A felicidade numa empresa pode ser medida de várias formas e por atividades, mas a felicidade geral normalmente tem o seu maior impacto nos números de turnover e como as pessoas começam a permanecer e a procurar a sua progressão connosco. A partilha de oportunidades com amigos e a chegada de CV de amigos que ao sentirem a felicidade e alegria dos seus, querem fazer parte também. Podemos avaliar na maior ou menor intensidade com que as pessoas aderem e fazem parte das nossas atividades e iniciativas. Medimos pela forma como se abrem e como partilham os seus alcances mas também os seus erros e desafios e aqui conseguimos perceber a forma como a confiança impera. Depois temos também o ambiente que se sente, num ambiente de felicidade respiramos harmonia e cooperação. Um ambiente saudável.

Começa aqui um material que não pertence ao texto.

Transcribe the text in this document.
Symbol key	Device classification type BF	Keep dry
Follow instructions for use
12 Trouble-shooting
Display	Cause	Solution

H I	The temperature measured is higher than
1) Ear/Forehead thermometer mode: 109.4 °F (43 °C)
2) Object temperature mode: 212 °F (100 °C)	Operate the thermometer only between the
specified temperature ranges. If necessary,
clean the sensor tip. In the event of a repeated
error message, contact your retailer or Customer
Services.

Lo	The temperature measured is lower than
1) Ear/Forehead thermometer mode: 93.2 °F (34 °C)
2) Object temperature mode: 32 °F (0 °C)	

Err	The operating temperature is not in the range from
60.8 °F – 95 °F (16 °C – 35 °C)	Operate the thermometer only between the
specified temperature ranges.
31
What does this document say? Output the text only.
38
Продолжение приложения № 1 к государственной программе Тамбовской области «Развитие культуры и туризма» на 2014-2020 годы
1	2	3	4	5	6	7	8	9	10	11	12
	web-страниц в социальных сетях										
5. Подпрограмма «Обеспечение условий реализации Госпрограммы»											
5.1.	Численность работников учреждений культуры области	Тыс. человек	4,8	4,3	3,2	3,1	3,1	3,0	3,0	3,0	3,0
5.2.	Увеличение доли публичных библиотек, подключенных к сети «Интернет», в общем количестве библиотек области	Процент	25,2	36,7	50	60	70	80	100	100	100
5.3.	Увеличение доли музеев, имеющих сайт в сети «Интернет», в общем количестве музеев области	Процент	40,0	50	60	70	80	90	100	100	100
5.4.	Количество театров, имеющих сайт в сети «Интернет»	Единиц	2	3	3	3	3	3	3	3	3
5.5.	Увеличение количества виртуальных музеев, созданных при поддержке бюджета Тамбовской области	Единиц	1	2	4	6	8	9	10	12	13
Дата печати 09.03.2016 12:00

No caso de Portugal, o que é que os colaboradores precisam para ser felizes?
Diria ser tratados como pessoas. Pessoas adultas. Ou seja, tratar as pessoas com respeito, aceitando todas as suas variáveis e variantes e perceber que passamos por muitos desafios e que os mesmos influenciam a nossa felicidade e a dos nossos. Perceber que a felicidade não são apenas atividades pontuais mas confiar, partilhar informação, confiar e fazer com que as pessoas se sintam parte integrante do projeto da empresa. Percebermos todos que a felicidade de cada um depende em grande medida de cada um. Não esperar que seja a empresa ou os lideres a cuidar da felicidade mas que a mesma depende de nós em grande medida.
Pela sua experiência, é possível ser-se feliz no trabalho?
SIM!!!! Não somos sempre felizes e temos altos e baixos. Porque a vida é isto mesmo. Mas as pessoas podem ser felizes e querer estar na empresa e perceberem que nem tudo está bem, mas na balança do deve e haver todos estão a dar o seu melhor para que corra bem.
Somos todos seres humanos a tentar dar o nosso melhor e quando não conseguimos é importante termos a capacidade de dar oportunidade de melhoria a quem percebe que não esteve tão bem e quer melhorar.
A felicidade é um caminho de construção permanente e nunca estamos lá a 100%. Mas se no caminho e a dar o nosso melhor, estamos no caminho de alcançar a felicidade.